RESPECT: David Jochinke says farmers don't want sympathy but "understanding that we do run businesses which are a huge part of the Australian economy."

RESPECT: David Jochinke says farmers don't want sympathy but "understanding that we do run businesses which are a huge part of the Australian economy."

Whenever you put your heart and soul into your passion, it drives your very purpose which, in turn, can make every event that you face either feel like a success or failure.

And when such passion grips you, it’s hard to step back and let circumstances beyond your control play out without the “why” or “if only” emotions consuming your waking thoughts, no matter how significant or not.

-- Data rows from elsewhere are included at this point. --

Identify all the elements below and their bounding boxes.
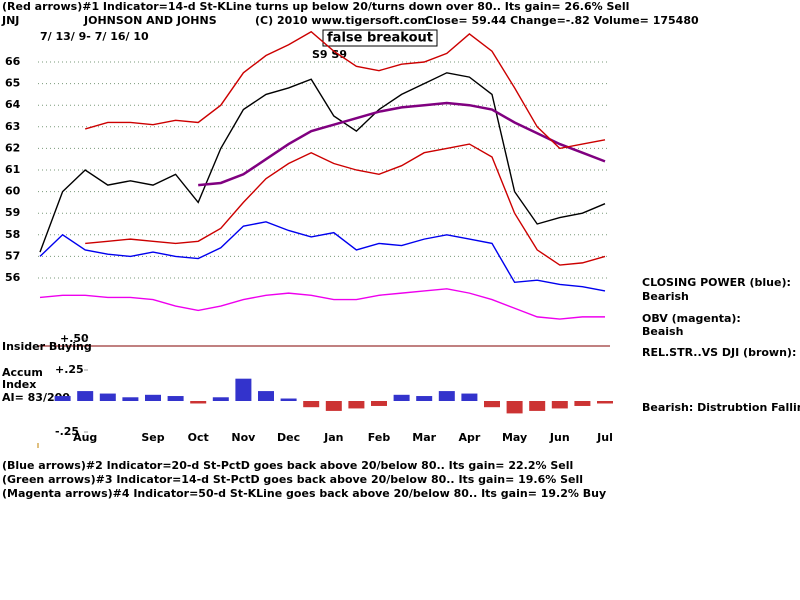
y-tick-label: -.25 (55, 425, 79, 438)
x-tick-label: Nov (231, 431, 256, 444)
x-tick-label: Feb (368, 431, 391, 444)
series-line (39, 72, 606, 253)
series-line (39, 288, 605, 320)
annotation: S9 S9 (312, 48, 347, 61)
x-tick-label: Dec (277, 431, 300, 444)
bar (348, 401, 365, 409)
bar (371, 401, 387, 406)
y-tick-label: 59 (5, 206, 20, 219)
bar (393, 394, 410, 401)
series-line (85, 143, 606, 266)
bar (325, 401, 342, 411)
bar (506, 401, 523, 414)
x-tick-label: Sep (141, 431, 164, 444)
y-tick-label: 62 (5, 141, 20, 154)
footer-note: (Magenta arrows)#4 Indicator=50-d St-KLi… (2, 487, 606, 500)
side-note: CLOSING POWER (blue): (642, 276, 791, 289)
footer-note: (Blue arrows)#2 Indicator=20-d St-PctD g… (2, 459, 573, 472)
bar (438, 391, 455, 401)
ticker: JNJ (1, 14, 19, 27)
panel-label: AI= 83/200 (2, 391, 70, 404)
x-tick-label: May (502, 431, 527, 444)
bar (529, 401, 546, 411)
bar (551, 401, 568, 409)
date-range: 7/ 13/ 9- 7/ 16/ 10 (40, 30, 149, 43)
bar (235, 378, 252, 401)
series-line (85, 30, 606, 150)
annotation-box (322, 29, 438, 47)
x-tick-label: Jun (549, 431, 570, 444)
bar (258, 391, 274, 401)
y-tick-label: 64 (5, 98, 21, 111)
bar (461, 393, 478, 401)
side-note: Bearish: Distrubtion Falling. (642, 401, 800, 414)
y-tick-label: 58 (5, 228, 20, 241)
y-tick-label: 63 (5, 120, 20, 133)
bar (122, 397, 139, 401)
bar (574, 401, 591, 406)
y-tick-label: 65 (5, 77, 20, 90)
chart-title: (Red arrows)#1 Indicator=14-d St-KLine t… (2, 0, 629, 13)
bar (597, 401, 613, 404)
bar (303, 401, 320, 408)
footer-note: (Green arrows)#3 Indicator=14-d St-PctD … (2, 473, 583, 486)
copyright: (C) 2010 www.tigersoft.com (255, 14, 429, 27)
bar (416, 396, 433, 401)
y-tick-label: +.50 (60, 332, 89, 345)
x-tick-label: Apr (458, 431, 480, 444)
bar (54, 396, 71, 401)
bar (280, 398, 297, 401)
bar (167, 396, 184, 401)
y-tick-label: 56 (5, 271, 21, 284)
y-tick-label: 57 (5, 249, 20, 262)
bar (145, 394, 161, 401)
x-tick-label: Jan (323, 431, 343, 444)
bar (77, 391, 94, 401)
side-note: OBV (magenta): (642, 312, 741, 325)
panel-subtitle: Index (2, 378, 36, 391)
side-note: REL.STR..VS DJI (brown): (642, 346, 796, 359)
x-tick-label: Aug (73, 431, 97, 444)
y-tick-label: 66 (5, 55, 21, 68)
side-note: Bearish (642, 290, 689, 303)
y-tick-label: 61 (5, 163, 20, 176)
bar (190, 401, 207, 404)
x-tick-label: Oct (188, 431, 209, 444)
company: JOHNSON AND JOHNS (83, 14, 217, 27)
side-note: Beaish (642, 325, 683, 338)
bar (99, 393, 116, 401)
series-line (198, 101, 606, 187)
x-tick-label: Jul (596, 431, 613, 444)
y-tick-label: +.25 (55, 363, 84, 376)
caption: Insider Buying (2, 340, 92, 353)
bar (212, 397, 229, 401)
annotation: false breakout (327, 31, 433, 46)
x-tick-label: Mar (412, 431, 436, 444)
series-line (39, 221, 606, 292)
quote: Close= 59.44 Change=-.82 Volume= 175480 (425, 14, 699, 27)
y-tick-label: 60 (5, 185, 21, 198)
bar (484, 401, 500, 408)
panel-title: Accum (2, 366, 43, 379)
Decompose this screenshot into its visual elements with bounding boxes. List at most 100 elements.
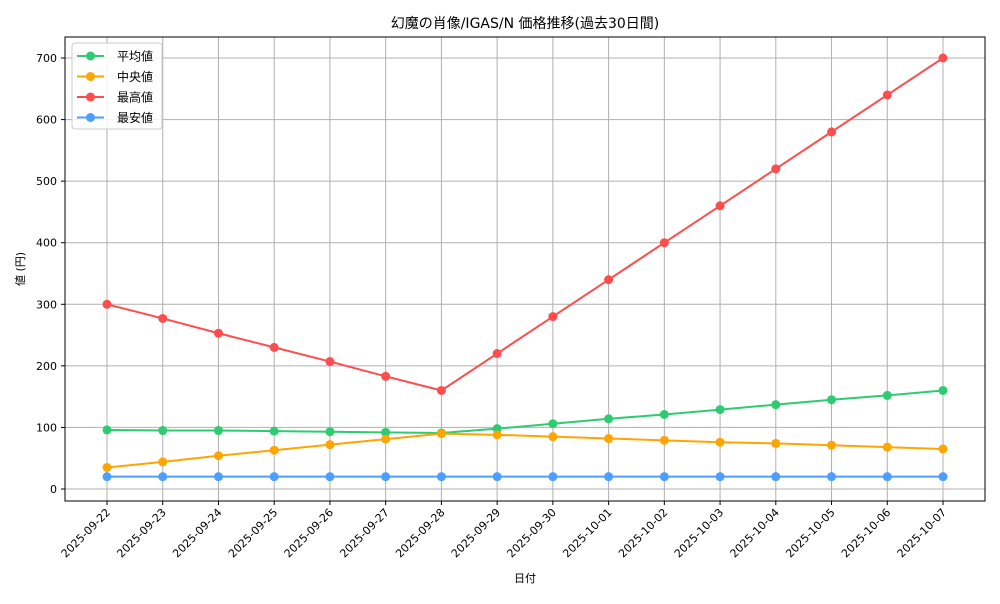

In many ways, this is the rollercoaster of anyone who professionally dedicates themselves to their career. But none so much as what our farmers feel most seasons, especially this current one.

Although it feels like we’ve been exposed to most of the farming equivalents of biblical plagues – mice, dry winter, stem frost, late hail and even heavy summer rain – these are all part of making each season unfortunately unique. 

And as such, each season is catalogued and remembered for such events which often capture the hardships and struggles, with hopefully the occasional larrikin anecdote thrown in. 

And, even with these challenges, the overall result for the season will be “OK”, depending on the season that we measure it against.

Now, it isn’t that us farmers ask for an easy ride, nor sympathy for the challenges that we face, as that is the task of all who love their occupation. 

It is as much some respect and understanding that we do run businesses which are a huge part of the Australian economy.

Businesses that are heavily exposed to what each season throws at us. 

That is why I am so passionate about being involved and why I am trying to give my energy and passion to making a difference.

As much as the one finger raised off the steering wheel as two utes pass or waiting a little longer to give way than the average city driver, the spirit of being a part of something that is bigger than your own business is truly something special. 

However, it is hard to take the emotion out of it when we have a deep connection with what we do  – and also when it’s your livelihood which is at stake. 

We do work in a great industry in which there are continuous challenges that we need to constantly manage and adapt. 

Sometimes, the tough events do outweigh the pleasure of the task.

But overall, there aren’t too many industries that are so embedded in our rural communities and give the satisfaction of production.

So, as the harvest rolls on and our thoughts finally get to end of year family celebrations, I hope on reflection there is some silver lining anecdote to the season. 

It hasn’t played out as an easy one, but at least we’re harvesting something and anything with four legs is well sought after. 

I hope that everyone stays safe over this busy period, and that we all get to enjoy a well-earned break in which to recharge and get ready to face whatever the next season has in store.